Seit einigen Jahren ist auch die Krankschreibung per Video möglich – zunächst als Corona-Sonderregelung eingeführt, inzwischen fester Bestandteil der telemedizinischen Versorgung. Voraussetzungen:

  • Die Erkrankung lässt sich per Video diagnostizieren.
  • Die Krankschreibung darf maximal 7 Kalendertage umfassen.
  • Bei Verlängerung ist ein persönlicher Arztbesuch erforderlich.

Diese Möglichkeit kommt besonders bei leichten Atemwegserkrankungen oder psychischen Beschwerden zum Einsatz.

Unterschiede für Minijobber, Azubis und Selbstständige

Minijobber

Auch geringfügig Beschäftigte haben Anspruch auf Entgeltfortzahlung bei Krankheit – sofern das Arbeitsverhältnis länger als vier Wochen besteht.

Auszubildende

Für Auszubildende gelten dieselben Regeln wie für andere Arbeitnehmer. Wichtig ist hier die schnelle Krankmeldung beim Ausbildungsbetrieb, da versäumte Inhalte oft nachgeholt werden müssen.

Selbstständige

Für Selbstständige besteht kein gesetzlicher Anspruch auf Lohnfortzahlung, es sei denn, sie haben eine entsprechende Krankentagegeldversicherung abgeschlossen.

Krankschreibungen im internationalen Vergleich

Deutschland hat im internationalen Vergleich ein relativ grosszügiges System, was Lohnfortzahlung betrifft. In Ländern wie den USA oder Großbritannien ist die Absicherung im Krankheitsfall oft wesentlich schwächer.
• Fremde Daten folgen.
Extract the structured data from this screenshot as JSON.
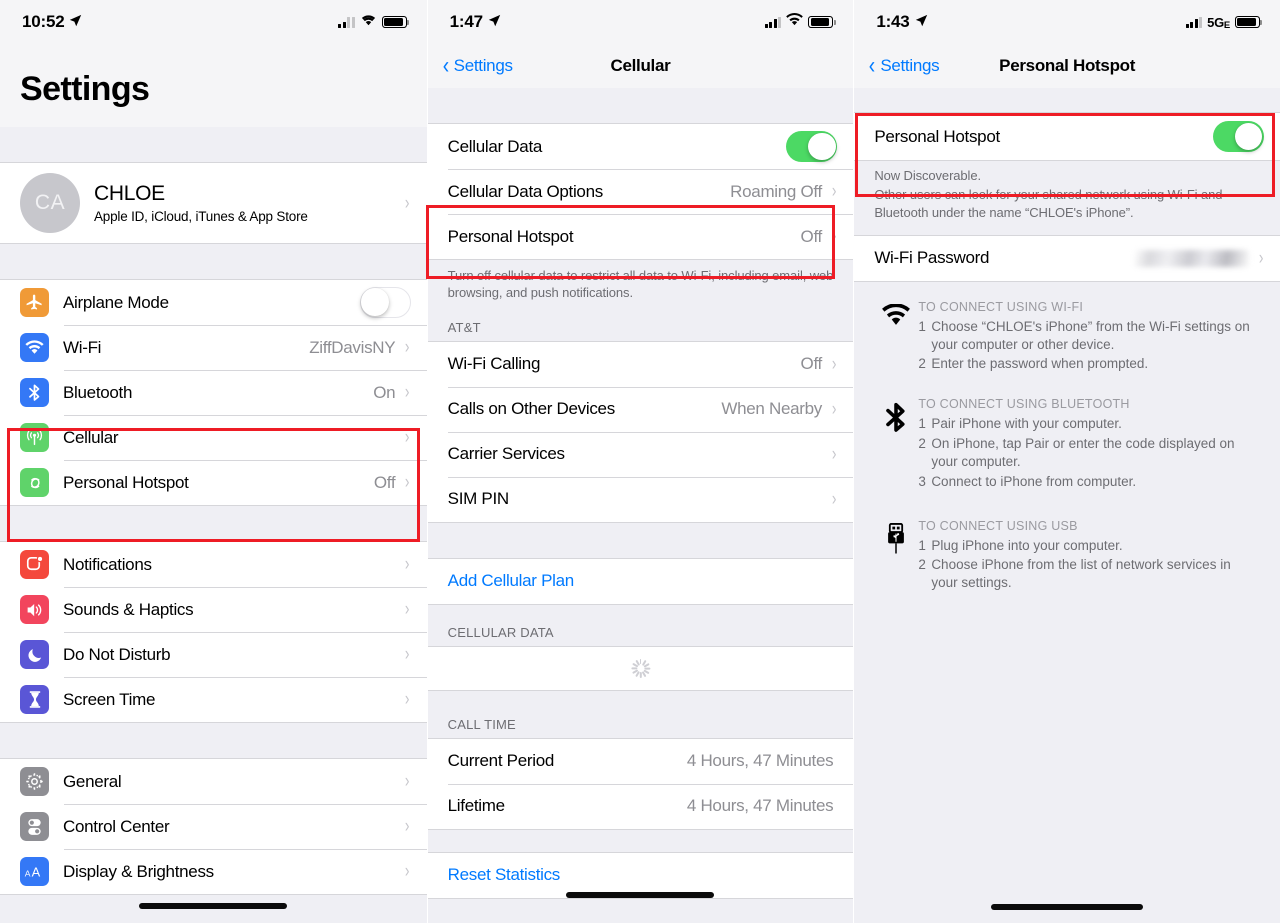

LandLohnfortzahlung durch ArbeitgeberKrankengeld durch Staat/Kasse
Deutschland6 Wochen (100 %)ab Woche 7 (70 % brutto)
USAKeine gesetzliche Regelungje nach Bundesstaat
UK3 Tage ohne, danach ca. 110 £/Wochemax. 28 Wochen
FrankreichAb 1. Tag, abhängig von Brancheca. 50–66 % des Bruttolohns
Zweifel an Arbeitsunfähigkeitsbescheinigungen – Krank ist krank? – Pauly &  Partner

Fazit: Krankschreibung als Schutzmechanismus – richtig nutzen

Krankschreibungen sind kein „Freibrief“, sondern ein notwendiger Schutzmechanismus – für den Arbeitnehmer ebenso wie für das Unternehmen. Wer krank ist, sollte sich erholen dürfen, ohne wirtschaftliche Sorgen oder soziale Ängste. Die rechtlichen Grundlagen und digitalen Möglichkeiten sorgen dafür, dass dies transparent, effizient und fair geschieht.

Wichtig ist jedoch: Verantwortung und Vertrauen gehen Hand in Hand. Nur wenn beide Seiten – Arbeitnehmer und Arbeitgeber – mit Offenheit, Respekt und Sachkenntnis agieren, kann das System der Krankschreibung seinen Zweck voll erfüllen: die Gesundheit der Beschäftigten zu schützen und gleichzeitig den Betrieb aufrechtzuerhalten.